デメリット:アク止め効果は弱い。木材にはあまり効かない。
おすすめ用途:壁・天井のDIY塗装
⑤ なし(直接塗装)
メリット:材料費ゼロ。すぐ塗れる。
デメリット:ムラ・剥がれ・にじみが出やすく、結局「塗り直し」になる。
おすすめ用途:応急処置や、どうしても時間がない場合のみ
4. 専用シーラーとの違い
では、専用シーラーを買うのと代用品を使うのでは、実際にどんな違いが出るのでしょうか?

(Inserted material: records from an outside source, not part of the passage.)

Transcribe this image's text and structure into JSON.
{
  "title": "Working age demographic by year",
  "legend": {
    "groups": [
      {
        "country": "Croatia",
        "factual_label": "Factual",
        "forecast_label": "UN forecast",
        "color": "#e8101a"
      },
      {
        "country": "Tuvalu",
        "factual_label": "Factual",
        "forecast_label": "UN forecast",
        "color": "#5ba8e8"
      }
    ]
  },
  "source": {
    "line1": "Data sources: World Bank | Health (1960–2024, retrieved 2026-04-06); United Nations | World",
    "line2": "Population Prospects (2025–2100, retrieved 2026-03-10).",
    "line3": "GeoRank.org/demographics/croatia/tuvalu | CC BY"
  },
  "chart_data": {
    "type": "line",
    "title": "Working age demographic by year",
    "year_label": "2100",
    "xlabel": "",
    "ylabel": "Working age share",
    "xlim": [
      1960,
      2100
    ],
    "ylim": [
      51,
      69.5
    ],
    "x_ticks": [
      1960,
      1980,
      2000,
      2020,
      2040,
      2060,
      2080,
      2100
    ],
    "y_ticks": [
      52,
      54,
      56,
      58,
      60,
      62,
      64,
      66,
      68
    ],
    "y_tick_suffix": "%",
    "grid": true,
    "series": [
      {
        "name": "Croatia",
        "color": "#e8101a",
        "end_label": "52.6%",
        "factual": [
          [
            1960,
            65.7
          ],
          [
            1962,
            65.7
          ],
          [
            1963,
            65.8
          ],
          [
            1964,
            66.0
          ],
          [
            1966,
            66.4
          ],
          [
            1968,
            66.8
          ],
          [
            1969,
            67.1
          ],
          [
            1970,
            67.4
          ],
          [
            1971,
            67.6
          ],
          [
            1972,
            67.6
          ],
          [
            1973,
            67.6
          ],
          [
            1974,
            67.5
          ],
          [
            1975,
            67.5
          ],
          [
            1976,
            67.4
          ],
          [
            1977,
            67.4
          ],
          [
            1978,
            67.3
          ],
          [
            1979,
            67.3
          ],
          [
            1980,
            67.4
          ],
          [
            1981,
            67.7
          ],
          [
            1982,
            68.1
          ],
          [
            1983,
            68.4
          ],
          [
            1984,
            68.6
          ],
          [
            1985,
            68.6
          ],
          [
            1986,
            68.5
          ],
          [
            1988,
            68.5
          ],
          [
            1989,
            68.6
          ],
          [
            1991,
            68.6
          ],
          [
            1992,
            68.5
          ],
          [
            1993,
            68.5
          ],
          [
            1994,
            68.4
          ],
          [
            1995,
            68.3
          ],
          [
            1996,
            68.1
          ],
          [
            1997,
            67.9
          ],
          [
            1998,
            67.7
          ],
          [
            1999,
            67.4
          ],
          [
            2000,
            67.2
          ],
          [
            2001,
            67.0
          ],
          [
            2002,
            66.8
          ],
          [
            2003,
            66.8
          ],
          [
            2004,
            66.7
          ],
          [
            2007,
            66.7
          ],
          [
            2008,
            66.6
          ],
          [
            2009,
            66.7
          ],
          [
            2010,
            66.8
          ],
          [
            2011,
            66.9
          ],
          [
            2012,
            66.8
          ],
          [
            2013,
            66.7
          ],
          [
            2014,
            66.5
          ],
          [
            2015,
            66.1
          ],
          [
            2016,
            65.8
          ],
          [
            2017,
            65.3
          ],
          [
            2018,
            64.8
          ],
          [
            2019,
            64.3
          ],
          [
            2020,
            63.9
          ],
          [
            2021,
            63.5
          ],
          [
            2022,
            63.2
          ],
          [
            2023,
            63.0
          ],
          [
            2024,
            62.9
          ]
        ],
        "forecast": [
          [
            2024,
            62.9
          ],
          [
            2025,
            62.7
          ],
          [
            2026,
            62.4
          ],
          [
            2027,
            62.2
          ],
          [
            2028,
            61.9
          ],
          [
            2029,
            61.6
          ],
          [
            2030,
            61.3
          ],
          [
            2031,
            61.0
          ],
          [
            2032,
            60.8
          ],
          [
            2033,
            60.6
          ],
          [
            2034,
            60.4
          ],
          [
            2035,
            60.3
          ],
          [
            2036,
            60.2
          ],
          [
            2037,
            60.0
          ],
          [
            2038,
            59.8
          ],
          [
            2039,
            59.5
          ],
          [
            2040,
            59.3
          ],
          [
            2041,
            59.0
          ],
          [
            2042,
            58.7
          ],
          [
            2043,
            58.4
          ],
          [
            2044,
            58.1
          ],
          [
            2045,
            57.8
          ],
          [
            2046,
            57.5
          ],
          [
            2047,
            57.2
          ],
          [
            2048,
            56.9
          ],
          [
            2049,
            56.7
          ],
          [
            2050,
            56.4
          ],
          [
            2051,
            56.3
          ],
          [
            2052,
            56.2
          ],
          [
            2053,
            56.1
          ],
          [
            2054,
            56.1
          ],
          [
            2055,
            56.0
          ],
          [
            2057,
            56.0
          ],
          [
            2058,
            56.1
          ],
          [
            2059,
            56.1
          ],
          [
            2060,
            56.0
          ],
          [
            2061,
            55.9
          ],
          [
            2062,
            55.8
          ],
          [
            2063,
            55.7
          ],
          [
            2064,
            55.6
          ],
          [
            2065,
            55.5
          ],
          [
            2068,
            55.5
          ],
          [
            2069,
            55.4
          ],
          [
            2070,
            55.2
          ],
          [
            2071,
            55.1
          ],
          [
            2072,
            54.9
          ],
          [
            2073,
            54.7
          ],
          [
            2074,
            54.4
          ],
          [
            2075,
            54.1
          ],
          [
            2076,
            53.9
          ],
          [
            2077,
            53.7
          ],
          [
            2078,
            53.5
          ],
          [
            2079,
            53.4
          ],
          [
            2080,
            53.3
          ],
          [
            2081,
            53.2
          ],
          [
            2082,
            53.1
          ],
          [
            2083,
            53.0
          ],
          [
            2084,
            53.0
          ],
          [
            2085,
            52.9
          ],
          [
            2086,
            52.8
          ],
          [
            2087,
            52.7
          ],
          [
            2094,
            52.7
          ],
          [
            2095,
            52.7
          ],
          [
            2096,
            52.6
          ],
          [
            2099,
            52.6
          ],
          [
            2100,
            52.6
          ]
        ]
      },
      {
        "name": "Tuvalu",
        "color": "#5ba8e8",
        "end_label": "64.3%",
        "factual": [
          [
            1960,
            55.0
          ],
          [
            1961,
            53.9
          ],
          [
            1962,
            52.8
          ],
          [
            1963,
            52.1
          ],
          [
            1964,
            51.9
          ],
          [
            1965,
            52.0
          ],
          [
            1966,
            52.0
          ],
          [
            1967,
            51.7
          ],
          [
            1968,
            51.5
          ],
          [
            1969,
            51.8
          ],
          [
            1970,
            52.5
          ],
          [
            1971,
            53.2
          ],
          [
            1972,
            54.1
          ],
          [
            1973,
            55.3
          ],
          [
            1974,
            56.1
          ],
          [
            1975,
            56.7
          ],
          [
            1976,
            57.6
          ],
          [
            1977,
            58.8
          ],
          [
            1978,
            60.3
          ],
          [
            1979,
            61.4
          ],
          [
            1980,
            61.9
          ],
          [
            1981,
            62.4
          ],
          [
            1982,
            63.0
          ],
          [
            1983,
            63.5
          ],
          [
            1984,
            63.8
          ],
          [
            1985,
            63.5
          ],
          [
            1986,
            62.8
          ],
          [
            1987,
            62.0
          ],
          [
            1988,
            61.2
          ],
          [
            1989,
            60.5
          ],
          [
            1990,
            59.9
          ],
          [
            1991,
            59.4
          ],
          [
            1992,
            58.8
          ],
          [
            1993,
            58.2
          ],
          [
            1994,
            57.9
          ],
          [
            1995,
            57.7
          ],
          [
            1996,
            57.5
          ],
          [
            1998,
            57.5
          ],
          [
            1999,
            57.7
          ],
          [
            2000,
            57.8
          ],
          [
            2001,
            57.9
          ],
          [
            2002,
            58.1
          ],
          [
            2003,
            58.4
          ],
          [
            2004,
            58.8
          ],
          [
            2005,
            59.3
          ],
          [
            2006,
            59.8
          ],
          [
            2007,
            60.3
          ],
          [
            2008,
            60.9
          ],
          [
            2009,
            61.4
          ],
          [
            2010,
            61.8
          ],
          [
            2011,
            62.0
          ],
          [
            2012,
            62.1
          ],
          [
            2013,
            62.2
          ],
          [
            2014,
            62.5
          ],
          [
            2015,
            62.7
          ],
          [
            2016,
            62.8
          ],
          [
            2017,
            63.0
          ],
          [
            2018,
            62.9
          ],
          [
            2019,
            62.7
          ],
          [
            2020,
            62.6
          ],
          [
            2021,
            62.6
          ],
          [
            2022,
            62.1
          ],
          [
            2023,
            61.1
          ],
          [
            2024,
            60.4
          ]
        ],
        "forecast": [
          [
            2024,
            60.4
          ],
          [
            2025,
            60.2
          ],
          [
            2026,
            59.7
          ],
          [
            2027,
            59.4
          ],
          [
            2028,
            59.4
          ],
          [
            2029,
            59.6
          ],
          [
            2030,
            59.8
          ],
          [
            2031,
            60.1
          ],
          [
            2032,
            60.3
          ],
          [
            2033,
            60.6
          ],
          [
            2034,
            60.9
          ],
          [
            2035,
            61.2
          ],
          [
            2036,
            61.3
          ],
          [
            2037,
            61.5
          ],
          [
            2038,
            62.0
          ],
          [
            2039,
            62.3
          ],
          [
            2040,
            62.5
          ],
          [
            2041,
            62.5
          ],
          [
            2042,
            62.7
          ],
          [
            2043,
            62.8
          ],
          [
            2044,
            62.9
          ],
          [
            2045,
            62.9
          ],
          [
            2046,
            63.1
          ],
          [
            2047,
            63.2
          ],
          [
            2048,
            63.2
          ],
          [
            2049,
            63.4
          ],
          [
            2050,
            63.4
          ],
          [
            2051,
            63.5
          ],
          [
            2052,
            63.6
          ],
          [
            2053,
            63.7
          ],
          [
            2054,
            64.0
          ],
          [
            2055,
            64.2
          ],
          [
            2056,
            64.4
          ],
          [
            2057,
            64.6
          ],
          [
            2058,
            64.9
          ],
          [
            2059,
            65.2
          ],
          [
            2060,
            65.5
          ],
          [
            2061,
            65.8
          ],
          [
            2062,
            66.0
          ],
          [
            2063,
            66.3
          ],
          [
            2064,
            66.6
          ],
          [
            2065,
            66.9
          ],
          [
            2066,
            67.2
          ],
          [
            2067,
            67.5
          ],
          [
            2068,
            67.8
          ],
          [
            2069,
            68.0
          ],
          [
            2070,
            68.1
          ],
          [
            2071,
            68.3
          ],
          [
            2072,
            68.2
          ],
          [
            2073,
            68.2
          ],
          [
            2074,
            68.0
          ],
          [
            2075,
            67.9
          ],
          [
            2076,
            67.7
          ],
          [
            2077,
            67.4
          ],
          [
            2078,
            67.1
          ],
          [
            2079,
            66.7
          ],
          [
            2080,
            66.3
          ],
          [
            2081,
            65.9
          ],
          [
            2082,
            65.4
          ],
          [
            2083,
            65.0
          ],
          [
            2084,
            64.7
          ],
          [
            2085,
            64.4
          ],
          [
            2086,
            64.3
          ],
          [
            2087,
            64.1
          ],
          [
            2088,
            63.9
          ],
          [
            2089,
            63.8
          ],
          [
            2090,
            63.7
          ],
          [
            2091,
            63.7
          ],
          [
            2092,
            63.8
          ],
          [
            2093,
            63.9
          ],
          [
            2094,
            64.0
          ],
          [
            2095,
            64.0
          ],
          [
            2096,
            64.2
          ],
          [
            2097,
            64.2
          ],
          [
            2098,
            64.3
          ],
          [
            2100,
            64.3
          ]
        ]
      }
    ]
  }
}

項目専用シーラーボンド水溶液水性ニス直接塗装吸い込み止め◎○○×密着性◎△○×アク止め◎×△×価格1,000〜2,000円/缶数百円1,000円前後0円長期耐久性◎△○×
結論:
長く持たせたいなら専用シーラー
予算節約や小規模DIYなら代用品でも可
5. 実際の使用シーン別おすすめ
壁や天井を塗る場合
→ 石膏ボードなら「プライマー」か「専用シーラー」が無難。
クロスを貼るなら「シーラー必須」。代用品はおすすめできない。
木材の家具や棚
→ ボンド水溶液や水性ニスでも十分。アク止めが必要な場合は専用シーラー。
屋外(デッキやフェンス)
→ 油性ニスやウレタン塗料を下塗りに。水性塗料を上に重ねるなら注意。
とにかく安く仕上げたい
→ ボンド水溶液。ただし長期的には塗り直しが必要になる。
6. まとめ:代用品は「一時的な節約」、本格DIYは専用品を
シーラーは「目に見えないけど仕上がりを左右する大事な材料」です。
代用品でもある程度は機能しますが、
広い面積
長く使う家
アクやヤニの出やすい木材
こういった場合は必ず専用シーラーを使うべきです。
逆に、小物DIYや家具塗装など「実験的にやってみたい場面」では、ボンドやニスなど代用品でも十分楽しめます。
節約と仕上がりのバランスを考えて選ぶのが賢いやり方です。